A sophisticated callback scam is underway where criminals are impersonating Australian Big Four banks in an attempt to extract money from unsuspecting Australian companies in the education, legal, and insurance sectors.
During July 2025 alone, over 70,000 attempts were detected, with many more possibly going undetected, and the attacks are continuing.
Mimecast’s Threat Research Team identified that scammers are impersonating major Australian banks including Westpac, Commonwealth Bank, and Macquarie, with hyper-realistic notifications in an attempt to trick unsuspecting victims into calling fraudulent support numbers. The criminals, from undisclosed locations, are targeting high-value institutions, the majority being in the education sector, but also the legal and insurance sectors.
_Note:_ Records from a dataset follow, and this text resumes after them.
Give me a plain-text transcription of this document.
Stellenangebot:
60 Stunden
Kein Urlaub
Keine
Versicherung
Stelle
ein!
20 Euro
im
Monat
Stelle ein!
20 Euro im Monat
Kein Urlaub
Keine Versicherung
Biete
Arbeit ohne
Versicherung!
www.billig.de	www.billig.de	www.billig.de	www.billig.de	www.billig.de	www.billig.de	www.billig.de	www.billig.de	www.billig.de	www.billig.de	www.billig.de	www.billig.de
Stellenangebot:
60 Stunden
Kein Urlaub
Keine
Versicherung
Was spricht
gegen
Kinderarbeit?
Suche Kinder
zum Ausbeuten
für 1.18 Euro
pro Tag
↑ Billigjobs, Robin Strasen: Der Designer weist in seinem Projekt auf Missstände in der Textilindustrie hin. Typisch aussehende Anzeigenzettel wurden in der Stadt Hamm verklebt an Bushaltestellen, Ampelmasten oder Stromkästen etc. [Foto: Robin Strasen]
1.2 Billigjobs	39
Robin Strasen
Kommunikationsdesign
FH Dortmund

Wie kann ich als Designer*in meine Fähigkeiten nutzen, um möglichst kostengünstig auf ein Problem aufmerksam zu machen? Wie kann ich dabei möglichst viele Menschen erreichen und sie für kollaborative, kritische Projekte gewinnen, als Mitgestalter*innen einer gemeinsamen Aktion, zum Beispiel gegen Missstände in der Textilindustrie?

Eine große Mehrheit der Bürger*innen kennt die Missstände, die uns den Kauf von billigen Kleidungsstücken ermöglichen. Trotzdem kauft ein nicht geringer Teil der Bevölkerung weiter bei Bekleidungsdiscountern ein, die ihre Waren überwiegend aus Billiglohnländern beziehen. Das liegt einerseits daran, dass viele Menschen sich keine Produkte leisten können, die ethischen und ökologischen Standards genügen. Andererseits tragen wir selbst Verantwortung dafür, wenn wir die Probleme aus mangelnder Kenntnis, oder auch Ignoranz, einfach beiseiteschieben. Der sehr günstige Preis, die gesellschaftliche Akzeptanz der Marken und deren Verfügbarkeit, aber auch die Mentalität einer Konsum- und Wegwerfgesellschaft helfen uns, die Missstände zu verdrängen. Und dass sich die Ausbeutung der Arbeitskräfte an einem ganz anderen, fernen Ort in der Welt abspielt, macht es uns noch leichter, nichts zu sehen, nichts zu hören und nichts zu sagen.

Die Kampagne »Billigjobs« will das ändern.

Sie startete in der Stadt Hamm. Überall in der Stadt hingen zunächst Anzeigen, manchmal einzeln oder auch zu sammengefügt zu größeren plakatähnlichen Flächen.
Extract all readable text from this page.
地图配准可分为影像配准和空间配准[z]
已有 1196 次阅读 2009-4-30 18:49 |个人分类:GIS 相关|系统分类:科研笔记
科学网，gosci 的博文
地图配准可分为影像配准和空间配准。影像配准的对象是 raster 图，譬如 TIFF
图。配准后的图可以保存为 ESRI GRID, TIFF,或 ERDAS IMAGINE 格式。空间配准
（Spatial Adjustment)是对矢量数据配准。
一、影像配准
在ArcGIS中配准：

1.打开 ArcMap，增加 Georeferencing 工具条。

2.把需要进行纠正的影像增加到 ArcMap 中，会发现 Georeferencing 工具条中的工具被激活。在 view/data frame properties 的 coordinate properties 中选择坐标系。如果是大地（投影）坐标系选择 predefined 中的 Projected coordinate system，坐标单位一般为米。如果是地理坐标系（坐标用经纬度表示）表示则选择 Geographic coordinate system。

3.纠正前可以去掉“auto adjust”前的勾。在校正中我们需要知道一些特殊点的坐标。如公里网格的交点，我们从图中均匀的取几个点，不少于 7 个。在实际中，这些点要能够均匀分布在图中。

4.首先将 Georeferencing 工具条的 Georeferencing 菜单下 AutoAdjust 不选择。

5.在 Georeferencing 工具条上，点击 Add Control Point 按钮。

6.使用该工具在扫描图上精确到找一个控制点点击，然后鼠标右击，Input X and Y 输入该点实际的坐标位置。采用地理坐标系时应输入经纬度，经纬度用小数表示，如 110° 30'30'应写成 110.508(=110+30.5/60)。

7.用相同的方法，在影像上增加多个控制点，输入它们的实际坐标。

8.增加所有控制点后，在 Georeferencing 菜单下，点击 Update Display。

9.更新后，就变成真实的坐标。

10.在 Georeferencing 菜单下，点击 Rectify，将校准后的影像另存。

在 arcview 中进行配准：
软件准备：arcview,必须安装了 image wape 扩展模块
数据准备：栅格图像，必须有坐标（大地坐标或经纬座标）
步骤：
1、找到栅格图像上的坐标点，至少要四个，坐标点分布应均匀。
“These attacks stand out from the rest because of the precision by the attackers towards high-value targets such as large universities and top law firms. Also, because of the attention to detail by the scammers when creating the fraudulent bank notifications,” said Garrett O’Hara, Senior Director, Solutions Engineering at Mimecast.
The attack methodology centred on sophisticated email templates designed to mimic legitimate bank account statements. Recipients receive professionally crafted emails showing unauthorised transactions of around $1,500, creating immediate urgency and concern.
The emails contain specific transaction details including the fake merchant names of ‘Infinite Holdings’ or ‘Smart Apps’, or Victorian locations such as Lockington and Pomonal, along with authentic-looking reference codes.
The emails prompt recipients to call phone numbers that were controlled by scammers, who then impersonate bank representatives to extract personal financial details or direct victims to make fraudulent transfers.
“This campaign is particularly concerning because it blends two powerful tactics – the trust Australians place in their banks and the urgency created by fraudulent transaction alerts,” said Garrett O’Hara, Senior Director Solutions Engineering at Mimecast. “The impersonation of Australian banks combined with a callback request makes this a highly effective and worrying evolution of social engineering scams.”
While callback scams are not new, they have traditionally involved fake subscription notifications from services like PayPal. Mimecast’s latest threat intelligence indicates a significant shift towards bank impersonations as emails, and the notifications becoming increasingly realistic.
“We see this threat evolving to target a much larger number of Australians, so awareness about it is very important,” Garrett added.
The warning signs and common traits of this scam include the subject lines of ‘Alert Completed Details Enclosed,’ ‘Financial Summary Sent Recently,’ ‘Invoice Completed Recently,’ or ‘Your Recent Payment: Summary Notification’. The fraudulent contact numbers used by scammers include ’03 8256 7521′, 02 5621 1059′, and ‘1800 458 259’.
“Legitimate banks will not request urgent callbacks via email,” Garrett added. “Organisations should require staff to independently verify banking communications through official bank channels and ensure that any phone numbers are checked against legitimate banking contact details.
“The scale of the attack we have detected demonstrates that Australian businesses are firmly in the sights of scammers. Organisations that proactively train staff and put in place strong verification processes will be far better placed to avoid falling victim.”
Anyone who believes they’ve been targeted should contact police, report it to ScamWatch.gov.au, or call the national cyber security hotline at 1300 CYBER1 (1300 292 371). Reports can also be made at cyber.gov.au.